The father of Luis Díaz, a Colombian soccer star for the English club Liverpool, was freed on Thursday after he was kidnapped by a guerrilla group, Colombian officials said.
“We report with joy the release of Don Luis Manuel Díaz,” the Colombian government’s commission for peace talks said in a statement on Thursday morning. “We hope that he will soon regain his tranquillity, disturbed by an act that should never have happened.”
It was not immediately clear what was exchanged, if anything, for the elder Mr. Díaz’s freedom.
A helicopter with a handful of representatives from a local Catholic church and a United Nations mission in Colombia, along with a medic, picked up Mr. Díaz, 56, in a rural area of Barrancas — which is in La Guajira, a region of northern Colombia — and took him about 55 miles southeast to the city of Valledupar, government and rescue officials said.
“He was obviously emotional to be reunited with his family,” Carlos Ruiz Massieu, the special representative of the U.N. Secretary-General in Colombia, told The New York Times. “He needs more in-depth medical analysis after a situation like this, but he looked good in general.”
Both of Mr. Díaz’s parents were kidnapped on Oct. 28 by armed men from a gas station in their hometown, Barrancas. His mother, Cilenis Marulanda, was rescued hours later, but her husband, Luis Manuel Díaz, remained captive.
The Colombian national police and the military mobilized to find Mr. Díaz amid fears that the kidnappers might have taken him from Barrancas across the border to Venezuela.
Five days later, the National Liberation Army, a guerrilla group, took responsibility for the abduction. The outfit, known as the E.L.N., is the largest remaining rebel group in Colombia’s 60-year internal conflict and operates in the countryside.
In an announcement published by local news outlets, José Manuel Martínez Quiroz, who was identified as the commander of the northern front of the E.L.N., said the group had commands with “economic missions and one of them” took the elder Mr. Díaz, who is known as Mane. But it said he would be freed because he was the family member of “a great athlete whom all Colombians love.”
Although kidnappings for ransom and extortion in Colombia have resurged in recent years after a lull, E.L.N.’s initial statement did not make any demands in exchange for the release of Mr. Díaz.

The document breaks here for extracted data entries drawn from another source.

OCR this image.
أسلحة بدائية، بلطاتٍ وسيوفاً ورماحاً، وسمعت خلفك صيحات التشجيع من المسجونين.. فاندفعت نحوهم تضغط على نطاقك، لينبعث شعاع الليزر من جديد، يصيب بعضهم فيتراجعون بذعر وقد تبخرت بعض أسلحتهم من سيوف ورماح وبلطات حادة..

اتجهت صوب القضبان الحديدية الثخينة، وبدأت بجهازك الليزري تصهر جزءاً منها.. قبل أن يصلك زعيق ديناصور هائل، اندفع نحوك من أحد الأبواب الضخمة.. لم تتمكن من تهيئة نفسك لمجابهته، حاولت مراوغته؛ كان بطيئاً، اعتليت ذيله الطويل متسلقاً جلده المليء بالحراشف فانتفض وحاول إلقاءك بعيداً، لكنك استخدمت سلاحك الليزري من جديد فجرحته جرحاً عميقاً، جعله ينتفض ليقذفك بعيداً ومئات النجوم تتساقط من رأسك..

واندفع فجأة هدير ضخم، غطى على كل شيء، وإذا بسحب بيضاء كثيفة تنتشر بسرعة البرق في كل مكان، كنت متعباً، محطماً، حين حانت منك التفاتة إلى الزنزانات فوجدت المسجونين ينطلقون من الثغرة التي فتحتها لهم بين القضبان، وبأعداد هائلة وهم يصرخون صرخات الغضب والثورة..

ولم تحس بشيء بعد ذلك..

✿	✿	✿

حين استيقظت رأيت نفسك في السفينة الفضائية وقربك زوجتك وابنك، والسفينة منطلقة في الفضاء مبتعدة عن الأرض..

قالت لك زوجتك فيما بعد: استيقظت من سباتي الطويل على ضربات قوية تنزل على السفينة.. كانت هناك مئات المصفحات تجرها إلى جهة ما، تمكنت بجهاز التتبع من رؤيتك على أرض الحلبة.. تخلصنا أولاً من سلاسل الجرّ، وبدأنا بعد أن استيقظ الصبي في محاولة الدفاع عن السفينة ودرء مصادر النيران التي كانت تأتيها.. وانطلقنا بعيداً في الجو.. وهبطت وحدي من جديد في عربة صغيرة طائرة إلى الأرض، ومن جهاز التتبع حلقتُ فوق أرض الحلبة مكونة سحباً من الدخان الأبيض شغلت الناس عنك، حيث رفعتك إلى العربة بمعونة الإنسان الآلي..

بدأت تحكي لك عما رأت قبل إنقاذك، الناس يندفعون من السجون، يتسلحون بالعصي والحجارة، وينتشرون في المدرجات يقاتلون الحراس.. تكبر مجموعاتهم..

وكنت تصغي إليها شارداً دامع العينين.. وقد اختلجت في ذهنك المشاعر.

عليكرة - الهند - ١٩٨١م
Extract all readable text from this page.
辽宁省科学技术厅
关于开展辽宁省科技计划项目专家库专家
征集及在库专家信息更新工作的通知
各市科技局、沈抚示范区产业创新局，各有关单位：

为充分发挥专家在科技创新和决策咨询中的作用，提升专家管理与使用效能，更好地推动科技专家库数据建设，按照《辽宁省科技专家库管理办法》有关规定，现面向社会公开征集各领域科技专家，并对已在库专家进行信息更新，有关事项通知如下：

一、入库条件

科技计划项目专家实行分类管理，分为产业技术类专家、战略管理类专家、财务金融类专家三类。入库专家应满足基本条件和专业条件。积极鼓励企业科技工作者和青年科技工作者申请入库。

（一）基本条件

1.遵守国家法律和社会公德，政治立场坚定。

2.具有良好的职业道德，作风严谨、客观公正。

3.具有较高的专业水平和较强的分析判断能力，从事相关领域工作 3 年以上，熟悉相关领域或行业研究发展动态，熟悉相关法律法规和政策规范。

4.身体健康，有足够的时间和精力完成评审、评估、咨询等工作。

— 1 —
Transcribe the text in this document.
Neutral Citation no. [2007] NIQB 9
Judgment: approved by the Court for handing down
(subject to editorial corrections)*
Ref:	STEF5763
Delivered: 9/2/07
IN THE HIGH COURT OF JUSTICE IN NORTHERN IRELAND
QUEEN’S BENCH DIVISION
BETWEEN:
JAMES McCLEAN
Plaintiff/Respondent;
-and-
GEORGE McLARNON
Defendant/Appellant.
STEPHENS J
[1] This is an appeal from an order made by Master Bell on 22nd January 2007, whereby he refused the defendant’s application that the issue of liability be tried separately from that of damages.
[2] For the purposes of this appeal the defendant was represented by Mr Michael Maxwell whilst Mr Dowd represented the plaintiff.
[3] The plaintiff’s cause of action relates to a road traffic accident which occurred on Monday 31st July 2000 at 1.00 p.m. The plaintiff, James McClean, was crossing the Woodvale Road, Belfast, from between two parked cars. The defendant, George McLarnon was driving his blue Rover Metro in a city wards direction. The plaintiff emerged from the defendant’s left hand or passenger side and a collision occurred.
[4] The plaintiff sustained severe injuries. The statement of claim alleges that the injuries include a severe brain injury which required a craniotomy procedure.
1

Three days later, the E.L.N. blamed the Colombian military for the delay. In a statement, the group said on Sunday that it was trying to avoid incidents with the Colombian authorities, but that the area remained militarized with flyovers and arriving troops.
The situation, it said, “does not allow the execution of the liberation plan quickly and safely.”
The following day, the military announced that it was withdrawing from the region where Mr. Díaz was believed to be held. But when he had still not been freed by Tuesday, Otty Patiño, Colombia’s chief negotiator in peace talks with the E.L.N., told reporters that there was “no excuse” for the delay. He said the guerrilla group had been in contact with the United Nations and Roman Catholic Church.
The kidnapping captured the attention of a country of nearly 52 million not just because soccer is the most popular sport there, but also because it stoked concerns about increasing insecurity and whether the government was doing enough to stop it. In public pleas and in marches in Mr. Díaz’s hometown, Colombians called for his father’s release.
The Colombian government, under President Gustavo Petro, had been negotiating a peace treaty with the E.L.N., and a six-month cease-fire was to begin in August. But after the elder Mr. Díaz was kidnapped, Mr. Petro said that the E.L.N. had committed an act that “goes against the very peace process.”
After Mr. Díaz was freed, the Colombian peace commission negotiating with the E.L.N. said that the recent kidnapping had “plunged our talks into a critical situation” and called for all other people held captive to be freed immediately.
The E.L.N.’s top commander, Eliécer Herlinto Chamorro, known by his nom de guerre, Antonio García, said last week in a statement, according to local reports, that the elder Mr. Díaz’s kidnapping had been “an error” and called his son, 26, a symbol for Colombia.
The younger Mr. Díaz, who is known as Lucho, has shone for his country’s national team. He rose from playing for his local Indigenous team to larger clubs in Colombia, eventually landing at Liverpool with a contract reportedly worth more than $60 million. Mr. Díaz’s father was a gifted amateur player in Barrancas and trained his son.
The Liverpool player sat out the first game after his father’s kidnapping but returned to action on Sunday. After scoring a late game-tying goal in a 1-1 draw against Luton, he pulled up his jersey to reveal an undershirt that read, “Freedom for Papa” in Spanish.
After the game, he pleaded for his father’s release.
“Every second, every minute, our distress grows,” he wrote in a statement. “My mother, my brothers and I are desperate, anguished and without words to describe what we’re feeling. This suffering will only end when we have him back home.”
On Thursday, Mr. Díaz received his wish.